Ahora me elevaré hasta el techo. El pecho me explotará. Y echaré a llorar.

No entiendo al Novecientos seis, pero le estoy agradecido; profunda y locamente agradecido.

—Que así sea —acepta nuestro veredicto el jefe—. Llevaos al número Cinco Cero Tres.

Y al Quinientos tres lo sacan a rastras de mi nueva vida, que brilla con millones de luces, y se lo llevan a la penumbra, al pasado, para siempre.

En una orilla dejamos el uniforme de internado y las placas con números personales. En la otra nos espera la jura de fidelidad a la Falange, las túnicas negras y las caretas de Apolo. Dentro de cada careta hay un mensaje. En la mía pone «Yan Nachtigall». Me han devuelto mi nombre y, como regalo de despedida, me han asignado un apellido.

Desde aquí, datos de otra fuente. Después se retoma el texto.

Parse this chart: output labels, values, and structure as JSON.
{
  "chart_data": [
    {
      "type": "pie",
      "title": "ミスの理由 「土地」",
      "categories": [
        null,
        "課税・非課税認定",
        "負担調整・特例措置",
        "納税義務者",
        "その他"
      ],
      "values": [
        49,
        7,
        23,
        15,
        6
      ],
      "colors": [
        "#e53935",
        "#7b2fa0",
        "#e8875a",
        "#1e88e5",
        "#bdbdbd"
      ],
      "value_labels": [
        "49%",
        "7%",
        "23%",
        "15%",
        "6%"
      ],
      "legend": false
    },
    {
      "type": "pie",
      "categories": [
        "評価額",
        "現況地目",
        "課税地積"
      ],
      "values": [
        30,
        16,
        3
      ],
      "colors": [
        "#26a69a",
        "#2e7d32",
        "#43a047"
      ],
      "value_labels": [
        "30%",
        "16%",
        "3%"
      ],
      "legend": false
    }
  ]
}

Mis nueve compañeros me miran de reojo, pero sé que, en el fondo, me están agradecidos y que no me van recordar lo que he hecho hoy; son mis deudores. Yo los entiendo, y ellos me comprenden a mí. Y ahora que el Novecientos seis también se ha transformado en judas, dejaré de ser un paria. Todo se arreglará. Todo se olvidará.

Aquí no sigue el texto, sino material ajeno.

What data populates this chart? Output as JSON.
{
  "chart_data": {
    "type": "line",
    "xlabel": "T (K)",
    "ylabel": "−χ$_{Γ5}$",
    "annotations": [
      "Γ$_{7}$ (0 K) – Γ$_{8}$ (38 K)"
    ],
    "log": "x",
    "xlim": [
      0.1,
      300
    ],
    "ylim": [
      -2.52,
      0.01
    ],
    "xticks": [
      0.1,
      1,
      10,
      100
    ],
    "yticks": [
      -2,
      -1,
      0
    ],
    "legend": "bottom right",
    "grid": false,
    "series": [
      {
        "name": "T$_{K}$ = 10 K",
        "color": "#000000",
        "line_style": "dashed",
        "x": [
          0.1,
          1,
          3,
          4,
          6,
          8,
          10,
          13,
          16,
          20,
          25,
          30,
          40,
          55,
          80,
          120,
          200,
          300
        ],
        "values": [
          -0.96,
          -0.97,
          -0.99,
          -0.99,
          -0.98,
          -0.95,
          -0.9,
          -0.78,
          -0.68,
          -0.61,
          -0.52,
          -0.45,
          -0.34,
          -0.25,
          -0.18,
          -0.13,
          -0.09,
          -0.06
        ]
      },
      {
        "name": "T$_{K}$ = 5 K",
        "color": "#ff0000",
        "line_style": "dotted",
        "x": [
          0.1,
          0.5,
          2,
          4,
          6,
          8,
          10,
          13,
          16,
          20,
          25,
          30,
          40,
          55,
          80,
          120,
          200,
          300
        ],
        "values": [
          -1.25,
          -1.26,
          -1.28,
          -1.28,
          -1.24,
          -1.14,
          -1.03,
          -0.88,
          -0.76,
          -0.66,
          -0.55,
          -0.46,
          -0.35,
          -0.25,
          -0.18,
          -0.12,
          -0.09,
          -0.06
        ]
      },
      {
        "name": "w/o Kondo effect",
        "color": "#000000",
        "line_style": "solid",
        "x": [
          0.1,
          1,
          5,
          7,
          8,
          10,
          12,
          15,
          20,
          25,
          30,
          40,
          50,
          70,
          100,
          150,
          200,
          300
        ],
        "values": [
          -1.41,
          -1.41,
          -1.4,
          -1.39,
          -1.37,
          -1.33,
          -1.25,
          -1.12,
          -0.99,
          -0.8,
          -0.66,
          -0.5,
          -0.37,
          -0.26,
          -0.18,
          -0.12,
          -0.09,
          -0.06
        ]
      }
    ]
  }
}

El único al que no entiendo es al Novecientos seis. No lo comprendo; y lo adoro.

—¿Qué has hecho? —balbuceo por debajo de mi careta nuevecita, meneando la cola con aire adulador—. ¿Por qué lo has hecho?

—Nada especial. —Me mira con atención a través de las ranuras—. Te he perdonado.

Por fin consigo levantarme del suelo y enderezarme; me siento en el camastro y empiezo a arrancarme la cinta aislante de las muñecas. Veo mi cara reflejada en el paisaje toscano.

Tengo el pelo enmarañado y los ojos desencajados. Por encima de la tira de celo que me tapa la boca llevo una mancha parda de sangre seca; es una alegre sonrisa.